Daniel Mach, director of the ACLU Program on Freedom of Religion and Belief, begs to differ.

“If a business voluntarily decides to open its door to the public, it can’t pick and choose which customers to serve,” he told msnbc.

There are occasionally still alliances between the ACLU and groups like ADF – both groups filed amicus briefs in the pending Supreme Court case of Holt v. Hobbs, on behalf a Muslim prisoner who wants to grow a half-inch beard – but Mach draws the line when others are affected.

“Religious liberty protects a vital right to make our own decisions on matters of faith,” he said. “But it’s not a blank check to discriminate or harm others.”

By contrast, the “religious liberty” coalition insists that business transactions are protected religious exercise. At the Cedarville summit, Hobby Lobby’s Steve Green held court at a business-themed breakout session where he was asked, “How can actual business processes honor God?”

It’s easy to tell people to go elsewhere. But for the woman with a low-wage job seeking an IUD or an abortion, or for a couple with doors slammed in their faces, each individual opt-out adds up.

U.S. Sen. Rand Paul speaks to supporters Oct. 12, 2014 in Bowling Green, Ky.
U.S. Sen. Rand Paul speaks to supporters Oct. 12, 2014 in Bowling Green, Ky.
Bac To Trong/Daily News/AP

And it rarely ends with an individual refusal. In Rand Paul’s 2012 op-ed on the subject, entitled “The President’s War on Religious Freedom,” he accused the Obama administration of never having been “a protector of pro-life Americans’ conscience rights,” citing, among other things, “federal funding that Planned Parenthood receives.” That funding, for reproductive services that don’t include abortion, goes to health providers that apply for it and has nothing to do with religious objectors. In other words, Paul was talking about a broad policy objective that would affect millions of women, in the name of “conscience rights.”
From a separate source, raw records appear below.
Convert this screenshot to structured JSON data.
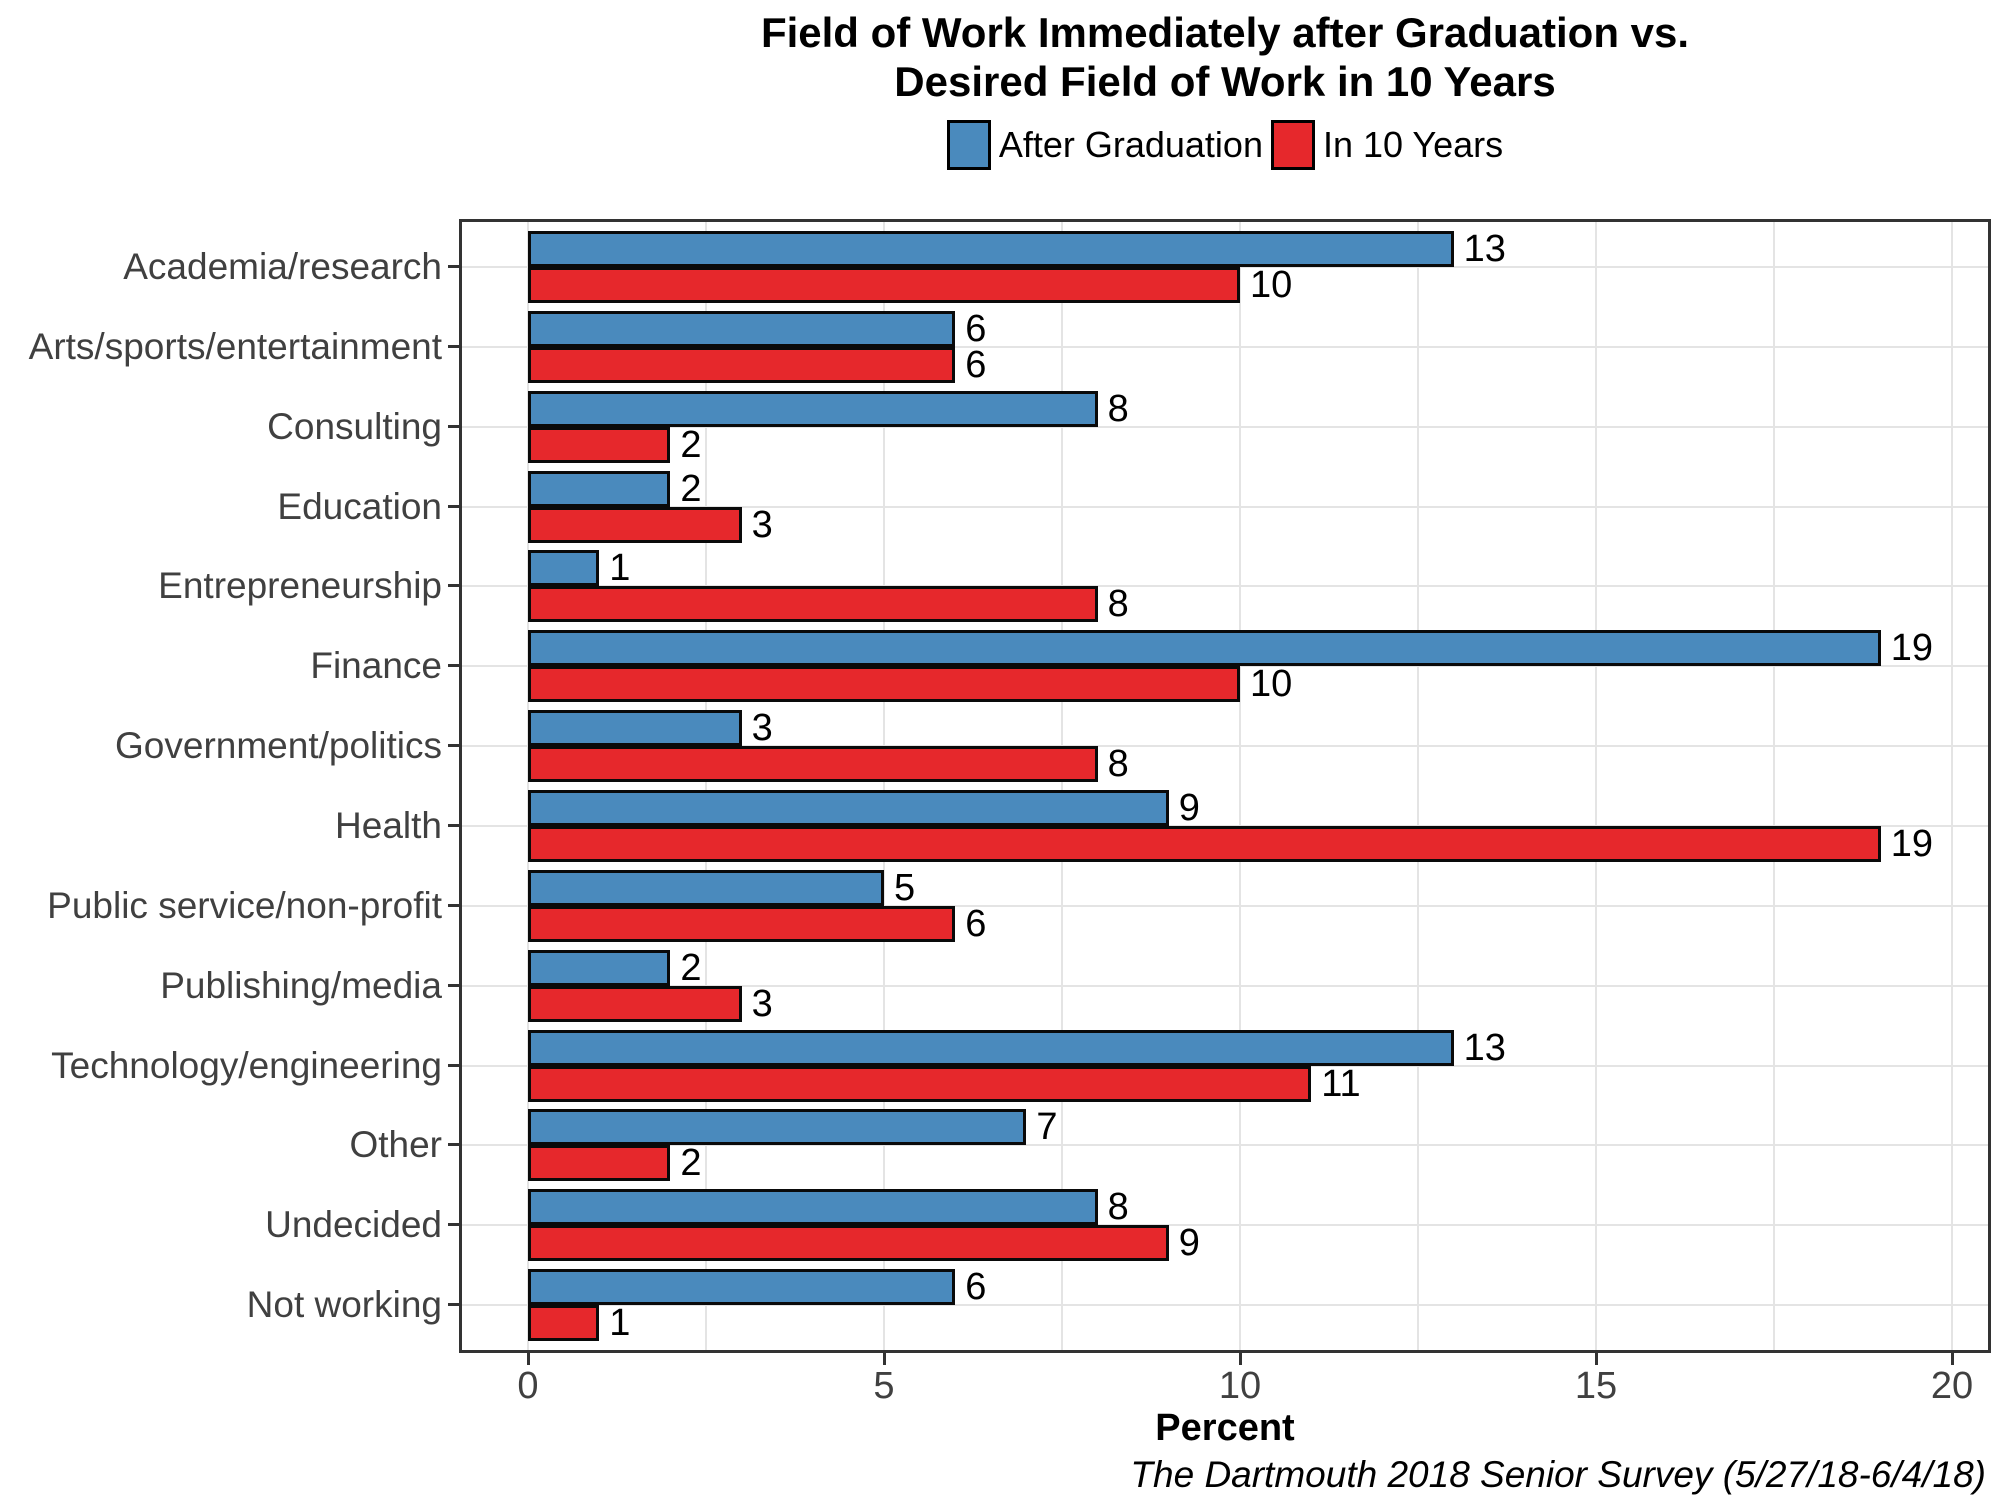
{
  "chart_data": {
    "type": "bar",
    "orientation": "horizontal",
    "title_lines": [
      "Field of Work Immediately after Graduation vs.",
      "Desired Field of Work in 10 Years"
    ],
    "categories": [
      "Academia/research",
      "Arts/sports/entertainment",
      "Consulting",
      "Education",
      "Entrepreneurship",
      "Finance",
      "Government/politics",
      "Health",
      "Public service/non-profit",
      "Publishing/media",
      "Technology/engineering",
      "Other",
      "Undecided",
      "Not working"
    ],
    "series": [
      {
        "name": "After Graduation",
        "color": "#4A8ABD",
        "values": [
          13,
          6,
          8,
          2,
          1,
          19,
          3,
          9,
          5,
          2,
          13,
          7,
          8,
          6
        ]
      },
      {
        "name": "In 10 Years",
        "color": "#E6282C",
        "values": [
          10,
          6,
          2,
          3,
          8,
          10,
          8,
          19,
          6,
          3,
          11,
          2,
          9,
          1
        ]
      }
    ],
    "xlabel": "Percent",
    "x_ticks": [
      0,
      5,
      10,
      15,
      20
    ],
    "xlim": [
      0,
      20
    ],
    "grid": true,
    "bar_value_labels": true,
    "legend_position": "top-center",
    "caption": "The Dartmouth 2018 Senior Survey (5/27/18-6/4/18)",
    "colors": {
      "bar_outline": "#0a0a0a",
      "gridline": "#e4e4e4",
      "panel_border": "#333333",
      "axis_text": "#404040"
    }
  }
}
Even before the presidential race is officially on, the next Congress, fully under Republican control, may well tackle such issues. There is already a Marriage and Religious Freedom Act, sponsored by Rep. Raul Labrador and Utah Senator Mike Lee, that “prohibits the federal government from taking an adverse action against a person on the basis that such person acts in accordance with a religious belief that: (1) marriage is or should be recognized as the union of one man and one woman, or (2) sexual relations are properly reserved to such a marriage.”

It’s all just the beginning of claiming a war on religious liberty. Republicans have lately been arguing that everything is the Obamacare of something else: That Dodd-Frank is “Obamacare for banks” (Congressman Paul Ryan and Sen. Mitch McConnell) or that net neutrality is “Obamacare for the Internet” (Cruz). It’s a way to tar any other issue with the unpopularity of the Affordable Care Act, with the implication that government is intruding too far or that even Obama is being dishonest.

There is already such a line for the religious liberty claim, and it comes from Jindal. “The president is very concerned about religious liberty,” he said jokingly in February. “And also, if you like your religion, you can keep your religion.”